Director Eamon Flack steers us through what follows with measured calm, removing the heat from a town meeting to tease out the reasoned arguments within. It bubbles into angry action, coolly described – arson and an armed mob – that is, in turn, quashed by riot police. Two black-clad figures appear onstage: balaclavas and eye-masks, body-armour and assault rifles. It is a shocking, shocking sight. These silent soldiers belong in apocalyptic computer games, not small island communities. Retaliation breeds retaliation – but it’s those deemed guilty of inciting the riot that get punished. Hurley, meanwhile, wins an insurance pay-out and claims expenses for damaged property.

If Beautiful One Day asks how society moves forwards, how it repairs and reparates for the past, it also serves as its own answer.
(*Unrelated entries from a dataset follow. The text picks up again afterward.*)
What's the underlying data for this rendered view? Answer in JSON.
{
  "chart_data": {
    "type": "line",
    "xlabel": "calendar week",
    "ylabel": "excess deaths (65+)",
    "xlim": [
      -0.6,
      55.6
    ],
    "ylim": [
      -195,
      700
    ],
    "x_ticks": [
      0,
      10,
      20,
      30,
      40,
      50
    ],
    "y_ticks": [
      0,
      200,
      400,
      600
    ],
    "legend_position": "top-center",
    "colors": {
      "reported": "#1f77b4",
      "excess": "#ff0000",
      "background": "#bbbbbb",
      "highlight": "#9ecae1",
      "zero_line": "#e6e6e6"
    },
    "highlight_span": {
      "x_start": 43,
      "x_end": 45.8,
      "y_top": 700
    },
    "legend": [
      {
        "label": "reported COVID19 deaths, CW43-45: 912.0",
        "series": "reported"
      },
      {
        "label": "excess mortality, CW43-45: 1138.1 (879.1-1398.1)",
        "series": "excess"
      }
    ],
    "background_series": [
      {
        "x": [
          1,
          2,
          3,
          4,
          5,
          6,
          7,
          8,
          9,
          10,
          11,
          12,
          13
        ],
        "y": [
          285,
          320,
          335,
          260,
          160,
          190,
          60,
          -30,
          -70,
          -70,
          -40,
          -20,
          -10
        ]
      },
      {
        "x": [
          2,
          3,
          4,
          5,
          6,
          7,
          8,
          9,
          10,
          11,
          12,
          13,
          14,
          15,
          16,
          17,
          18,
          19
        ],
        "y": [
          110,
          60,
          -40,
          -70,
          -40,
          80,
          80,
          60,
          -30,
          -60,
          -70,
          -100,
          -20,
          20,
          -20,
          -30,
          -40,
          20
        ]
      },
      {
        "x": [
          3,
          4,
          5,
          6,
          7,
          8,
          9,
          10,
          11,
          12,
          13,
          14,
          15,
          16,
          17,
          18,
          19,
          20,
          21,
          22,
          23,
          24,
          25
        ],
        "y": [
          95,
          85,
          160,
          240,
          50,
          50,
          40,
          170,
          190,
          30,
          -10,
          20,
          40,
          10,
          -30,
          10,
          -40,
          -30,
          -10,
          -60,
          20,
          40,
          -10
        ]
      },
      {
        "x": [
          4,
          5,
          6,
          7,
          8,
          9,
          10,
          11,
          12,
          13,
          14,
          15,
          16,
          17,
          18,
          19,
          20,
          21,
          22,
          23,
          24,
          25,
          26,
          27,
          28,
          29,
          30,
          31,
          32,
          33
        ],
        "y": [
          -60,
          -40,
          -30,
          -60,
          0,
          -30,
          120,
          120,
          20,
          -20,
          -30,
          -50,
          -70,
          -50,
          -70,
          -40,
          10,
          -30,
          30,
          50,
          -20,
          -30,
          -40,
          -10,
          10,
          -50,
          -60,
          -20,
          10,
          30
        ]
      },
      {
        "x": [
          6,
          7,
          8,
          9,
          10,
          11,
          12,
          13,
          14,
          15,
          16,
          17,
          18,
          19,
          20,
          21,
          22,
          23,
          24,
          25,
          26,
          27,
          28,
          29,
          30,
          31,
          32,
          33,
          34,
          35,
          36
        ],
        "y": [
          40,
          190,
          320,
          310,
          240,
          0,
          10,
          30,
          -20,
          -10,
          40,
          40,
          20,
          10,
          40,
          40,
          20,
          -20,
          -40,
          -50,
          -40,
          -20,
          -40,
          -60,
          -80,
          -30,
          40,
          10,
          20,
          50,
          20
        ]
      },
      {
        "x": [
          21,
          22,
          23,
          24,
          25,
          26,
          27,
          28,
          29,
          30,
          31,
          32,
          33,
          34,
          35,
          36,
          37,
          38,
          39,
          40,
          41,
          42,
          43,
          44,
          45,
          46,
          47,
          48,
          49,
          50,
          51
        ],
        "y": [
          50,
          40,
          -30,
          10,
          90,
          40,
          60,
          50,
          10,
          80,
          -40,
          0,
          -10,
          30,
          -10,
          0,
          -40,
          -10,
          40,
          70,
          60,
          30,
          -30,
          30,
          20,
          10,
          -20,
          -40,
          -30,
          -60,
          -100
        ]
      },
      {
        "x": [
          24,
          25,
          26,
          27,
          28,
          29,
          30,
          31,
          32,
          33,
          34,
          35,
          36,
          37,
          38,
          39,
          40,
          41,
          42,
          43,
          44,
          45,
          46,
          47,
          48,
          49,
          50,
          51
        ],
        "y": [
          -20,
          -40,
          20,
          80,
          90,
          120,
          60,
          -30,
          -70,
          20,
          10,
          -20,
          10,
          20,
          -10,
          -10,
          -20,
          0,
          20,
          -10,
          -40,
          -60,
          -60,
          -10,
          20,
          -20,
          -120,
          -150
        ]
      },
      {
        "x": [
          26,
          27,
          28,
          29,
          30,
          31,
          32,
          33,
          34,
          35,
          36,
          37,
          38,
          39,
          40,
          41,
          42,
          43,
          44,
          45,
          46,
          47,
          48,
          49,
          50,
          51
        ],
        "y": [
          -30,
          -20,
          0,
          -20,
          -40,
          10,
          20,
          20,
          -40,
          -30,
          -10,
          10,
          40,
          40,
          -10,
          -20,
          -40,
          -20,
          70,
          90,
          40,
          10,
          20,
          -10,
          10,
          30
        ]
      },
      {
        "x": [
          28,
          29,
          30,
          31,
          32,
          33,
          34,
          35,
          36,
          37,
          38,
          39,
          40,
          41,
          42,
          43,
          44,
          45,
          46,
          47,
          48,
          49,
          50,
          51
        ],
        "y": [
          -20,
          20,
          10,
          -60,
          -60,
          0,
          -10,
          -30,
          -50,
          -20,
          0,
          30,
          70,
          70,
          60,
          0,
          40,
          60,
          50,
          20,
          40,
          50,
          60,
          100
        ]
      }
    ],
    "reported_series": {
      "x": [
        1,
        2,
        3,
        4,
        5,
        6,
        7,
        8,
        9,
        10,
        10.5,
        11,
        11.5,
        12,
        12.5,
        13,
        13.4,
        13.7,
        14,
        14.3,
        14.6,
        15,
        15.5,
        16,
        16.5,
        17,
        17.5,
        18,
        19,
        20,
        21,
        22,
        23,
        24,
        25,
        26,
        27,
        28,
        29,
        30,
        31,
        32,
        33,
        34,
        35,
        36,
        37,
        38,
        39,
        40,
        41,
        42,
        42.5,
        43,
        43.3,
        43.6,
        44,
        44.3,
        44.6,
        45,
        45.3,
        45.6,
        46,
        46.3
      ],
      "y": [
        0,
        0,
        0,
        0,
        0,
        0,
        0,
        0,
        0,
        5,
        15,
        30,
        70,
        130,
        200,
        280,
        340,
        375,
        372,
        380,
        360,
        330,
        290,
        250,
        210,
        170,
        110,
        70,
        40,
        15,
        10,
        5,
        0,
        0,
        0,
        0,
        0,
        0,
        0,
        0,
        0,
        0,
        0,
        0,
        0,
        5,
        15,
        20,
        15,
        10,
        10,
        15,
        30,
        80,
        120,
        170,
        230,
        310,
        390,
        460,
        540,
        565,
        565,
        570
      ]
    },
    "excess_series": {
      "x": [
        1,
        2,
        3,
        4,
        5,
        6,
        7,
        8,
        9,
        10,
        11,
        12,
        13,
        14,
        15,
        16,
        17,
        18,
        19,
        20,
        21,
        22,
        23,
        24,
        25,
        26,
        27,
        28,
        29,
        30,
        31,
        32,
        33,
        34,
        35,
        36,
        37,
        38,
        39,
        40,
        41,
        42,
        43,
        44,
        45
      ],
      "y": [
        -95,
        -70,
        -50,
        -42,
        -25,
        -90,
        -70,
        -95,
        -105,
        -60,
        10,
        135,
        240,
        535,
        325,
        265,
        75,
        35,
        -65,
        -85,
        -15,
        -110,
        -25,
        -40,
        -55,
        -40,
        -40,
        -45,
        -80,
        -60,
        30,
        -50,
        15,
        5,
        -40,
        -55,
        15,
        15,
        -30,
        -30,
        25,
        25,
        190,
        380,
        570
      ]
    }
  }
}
One of its final filmed testimonials comes from a man whose vocal chords have been ruined, presumably by his alcoholism. He speaks with the help of a handheld machine, without which, he wouldn’t be able to tell his story and explain the disadvantage that led to his situation. As a show, Beautiful One Day does the same thing. It lets Palm Islanders tell their own story and it seeks to listen and to understand. That way change might follow.

Beautiful One Day ran at the Southbank Centre 24-25th July as part of Border Crossings’ Origins Festival.